前の車や後ろの車には、休日を楽しむカップルや家族連れが乗っていた。
周りから、僕達はどういうふうに見えるんだろう。
少なくとも、婚約者同士には見えないし、恋人同士にも見えないだろう。
教師と生徒の関係にも見えないはずだ。
いつか僕も、本物の恋人とこうして一緒に車に乗るんだろう。
今みたいに助手席から彼女を見守るのかもしれない。
北海道のドライブの時も思ったけど、車を運転する女性を助手席から見ているのは、心地いい。
妙に落ち着く。
周囲に鋭く目を走らせて、スピードが出る大きな車を自由自在に操っている横顔が、凛然としていて見惚れる。
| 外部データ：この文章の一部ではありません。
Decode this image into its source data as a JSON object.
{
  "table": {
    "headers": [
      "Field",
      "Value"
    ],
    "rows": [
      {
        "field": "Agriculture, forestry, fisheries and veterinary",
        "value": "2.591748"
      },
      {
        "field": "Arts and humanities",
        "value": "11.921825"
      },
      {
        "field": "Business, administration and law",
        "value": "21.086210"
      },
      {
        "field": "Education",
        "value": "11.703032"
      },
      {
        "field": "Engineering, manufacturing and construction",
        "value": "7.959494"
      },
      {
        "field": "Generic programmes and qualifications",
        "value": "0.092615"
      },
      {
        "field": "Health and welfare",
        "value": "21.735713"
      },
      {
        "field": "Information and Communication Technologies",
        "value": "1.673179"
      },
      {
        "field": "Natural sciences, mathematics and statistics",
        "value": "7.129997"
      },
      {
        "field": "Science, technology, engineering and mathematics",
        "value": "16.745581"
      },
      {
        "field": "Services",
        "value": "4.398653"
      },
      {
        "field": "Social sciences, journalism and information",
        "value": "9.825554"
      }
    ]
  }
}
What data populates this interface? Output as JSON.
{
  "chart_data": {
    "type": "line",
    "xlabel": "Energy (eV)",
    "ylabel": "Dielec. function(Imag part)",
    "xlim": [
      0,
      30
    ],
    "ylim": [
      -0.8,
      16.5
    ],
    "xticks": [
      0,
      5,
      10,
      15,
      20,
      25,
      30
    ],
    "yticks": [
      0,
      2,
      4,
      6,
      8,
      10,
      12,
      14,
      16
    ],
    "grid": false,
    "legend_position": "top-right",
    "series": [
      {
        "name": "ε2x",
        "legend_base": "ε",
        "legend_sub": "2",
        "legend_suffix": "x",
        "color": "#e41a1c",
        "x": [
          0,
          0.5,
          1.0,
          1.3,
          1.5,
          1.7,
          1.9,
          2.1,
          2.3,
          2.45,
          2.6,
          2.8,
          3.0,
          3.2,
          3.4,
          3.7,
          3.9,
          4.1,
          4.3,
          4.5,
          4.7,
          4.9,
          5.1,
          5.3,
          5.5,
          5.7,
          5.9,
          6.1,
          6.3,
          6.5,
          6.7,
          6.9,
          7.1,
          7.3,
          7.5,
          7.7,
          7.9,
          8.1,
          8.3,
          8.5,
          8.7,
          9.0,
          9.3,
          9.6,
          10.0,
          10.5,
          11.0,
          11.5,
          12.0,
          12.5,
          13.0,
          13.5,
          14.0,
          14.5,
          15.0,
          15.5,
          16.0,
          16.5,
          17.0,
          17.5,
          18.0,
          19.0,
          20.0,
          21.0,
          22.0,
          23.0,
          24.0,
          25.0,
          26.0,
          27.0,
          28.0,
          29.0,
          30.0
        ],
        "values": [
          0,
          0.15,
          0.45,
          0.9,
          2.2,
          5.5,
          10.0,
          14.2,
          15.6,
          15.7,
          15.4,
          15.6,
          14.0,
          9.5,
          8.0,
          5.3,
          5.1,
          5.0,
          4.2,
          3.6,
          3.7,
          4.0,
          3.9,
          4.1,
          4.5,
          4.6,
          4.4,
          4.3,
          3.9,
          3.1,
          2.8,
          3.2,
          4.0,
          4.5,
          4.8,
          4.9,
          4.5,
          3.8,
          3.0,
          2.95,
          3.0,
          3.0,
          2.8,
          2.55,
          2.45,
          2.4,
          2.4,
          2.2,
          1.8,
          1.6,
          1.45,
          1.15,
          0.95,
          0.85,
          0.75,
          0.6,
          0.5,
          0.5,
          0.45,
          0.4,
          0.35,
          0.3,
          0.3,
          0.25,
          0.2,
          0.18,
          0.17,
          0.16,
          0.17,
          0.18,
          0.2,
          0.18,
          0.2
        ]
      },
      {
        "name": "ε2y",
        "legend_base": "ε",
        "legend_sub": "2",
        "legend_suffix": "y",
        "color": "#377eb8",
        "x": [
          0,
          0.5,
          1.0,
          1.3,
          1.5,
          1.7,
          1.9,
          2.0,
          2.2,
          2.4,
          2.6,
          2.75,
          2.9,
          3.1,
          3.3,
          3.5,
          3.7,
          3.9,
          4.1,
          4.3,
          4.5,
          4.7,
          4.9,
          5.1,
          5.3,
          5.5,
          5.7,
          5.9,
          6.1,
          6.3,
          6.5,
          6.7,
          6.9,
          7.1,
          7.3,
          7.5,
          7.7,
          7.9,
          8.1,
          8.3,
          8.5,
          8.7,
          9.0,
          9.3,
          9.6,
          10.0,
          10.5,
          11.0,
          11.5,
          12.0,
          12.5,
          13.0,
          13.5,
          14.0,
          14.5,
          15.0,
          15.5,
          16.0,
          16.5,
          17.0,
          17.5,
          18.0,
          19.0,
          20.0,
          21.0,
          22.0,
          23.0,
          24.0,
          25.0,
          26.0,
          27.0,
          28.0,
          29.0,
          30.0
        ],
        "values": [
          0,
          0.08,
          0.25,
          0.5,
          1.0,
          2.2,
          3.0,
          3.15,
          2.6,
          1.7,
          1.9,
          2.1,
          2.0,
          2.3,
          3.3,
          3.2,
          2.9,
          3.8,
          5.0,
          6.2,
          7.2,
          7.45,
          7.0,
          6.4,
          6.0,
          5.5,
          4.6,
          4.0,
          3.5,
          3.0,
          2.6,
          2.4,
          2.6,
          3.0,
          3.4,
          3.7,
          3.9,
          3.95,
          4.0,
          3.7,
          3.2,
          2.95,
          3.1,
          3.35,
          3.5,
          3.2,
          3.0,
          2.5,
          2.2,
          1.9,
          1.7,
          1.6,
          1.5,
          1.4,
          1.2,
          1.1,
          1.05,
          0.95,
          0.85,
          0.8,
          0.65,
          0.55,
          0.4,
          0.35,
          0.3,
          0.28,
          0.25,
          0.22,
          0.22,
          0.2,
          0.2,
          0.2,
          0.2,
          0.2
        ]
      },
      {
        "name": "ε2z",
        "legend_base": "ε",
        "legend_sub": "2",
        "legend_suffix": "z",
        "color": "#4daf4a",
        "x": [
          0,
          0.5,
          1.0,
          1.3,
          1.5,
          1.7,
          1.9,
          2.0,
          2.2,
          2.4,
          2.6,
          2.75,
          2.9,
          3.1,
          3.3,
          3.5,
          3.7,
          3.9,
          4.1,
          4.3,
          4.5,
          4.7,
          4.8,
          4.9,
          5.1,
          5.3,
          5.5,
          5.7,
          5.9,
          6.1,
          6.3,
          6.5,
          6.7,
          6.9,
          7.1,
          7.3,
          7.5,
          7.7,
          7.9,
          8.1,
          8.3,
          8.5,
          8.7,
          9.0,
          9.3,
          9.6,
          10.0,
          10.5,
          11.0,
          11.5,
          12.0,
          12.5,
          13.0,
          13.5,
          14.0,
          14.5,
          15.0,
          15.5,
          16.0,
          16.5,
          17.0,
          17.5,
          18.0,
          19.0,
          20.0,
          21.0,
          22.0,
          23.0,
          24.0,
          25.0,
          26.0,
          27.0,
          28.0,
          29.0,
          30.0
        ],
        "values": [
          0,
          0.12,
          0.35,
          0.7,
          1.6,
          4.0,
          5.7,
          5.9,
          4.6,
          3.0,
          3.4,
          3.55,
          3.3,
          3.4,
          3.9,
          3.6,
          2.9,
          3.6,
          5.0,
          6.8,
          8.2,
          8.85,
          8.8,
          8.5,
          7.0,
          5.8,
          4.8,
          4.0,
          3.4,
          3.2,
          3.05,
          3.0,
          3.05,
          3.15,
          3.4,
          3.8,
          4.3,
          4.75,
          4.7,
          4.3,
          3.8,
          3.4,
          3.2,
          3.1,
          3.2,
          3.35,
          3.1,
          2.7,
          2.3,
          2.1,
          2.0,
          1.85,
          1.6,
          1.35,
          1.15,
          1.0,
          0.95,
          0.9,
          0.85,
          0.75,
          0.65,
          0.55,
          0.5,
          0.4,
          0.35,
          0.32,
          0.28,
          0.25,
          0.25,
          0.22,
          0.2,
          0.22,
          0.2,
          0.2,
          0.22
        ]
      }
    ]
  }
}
行き先を任せて、付いてこい、って言われているみたいだし。
体の全部を委ねているような気がするし。
それが大好きな人だったら、尚のことだ。
こんなことを考えるのは僕だけだろうか。
主夫を目指す僕だから、そんなことを考えるのか。
先生が少し強めのブレーキを踏んで、無防備な僕の首が前に持って行かれる。
無理な割り込みを掛けてきたドライバーがいたみたいだ。
「僕、寝てました?」
気が付くと、周りの景色がさっきまでと変わっていた。
「うん、寝てた。スースー寝息を立てて」
先生が言う。
「運転してる隣で、すみません」
「ううん、いいの。私の運転に全幅の信頼を置いてくれてるっていうのが分かって、悪い気はしないし。それに、塞君のカワイイ寝顔も見られるしね」
先生が僕をからかった。
「寝言で、『先生大好きです』とか、言ってたし」
それはたぶん、言ってないと思う。
一瞬だと思ったのに、寝ている間に、車は随分走っていた。
さっきまで、ファミレスや中古車販売店が並ぶ国道を走ってたと思ったら、車は川沿いの細い道を走っている。
浴衣を着た観光客らしき人達とすれ違った。
湯河原の、温泉街に入ったみたいだ。
「はい、着いたよ」
先生が言う。
目の前にあるのは立派な石垣に囲まれた、三階建ての数寄屋造りの建物だった。
よく手入れされた広い庭に囲まれていて、紅葉が綺麗だ。
「えっ? ここって……」
どう見ても、旅館の玄関だった。
先生は、その車寄せに、フィアットを停める。
「ここで、ご両親と会うんですか?」
僕は先生に訊いた。
実家に直接行くと思ってたのに、先生の両親はこの旅館に部屋を取って、ここで対面、となるんだろうか。
それとも、先生は休憩のつもりで寄っただけか。
せっかく湯河原まで来たんだし、僕を温泉に入れてくれるつもりなのか。
でも、先生と二人で温泉旅館に寄るなんて、それはちょっとまずいっていうか……
僕はまだ、お婿に行く前の男子だし。
「ここが実家だよ。私の家、温泉旅館やってるの。あれ、言ってなかったっけ?」
ヨハンナ先生が言った。
言ってない。
僕は絶対にそんなこと、聞いてない。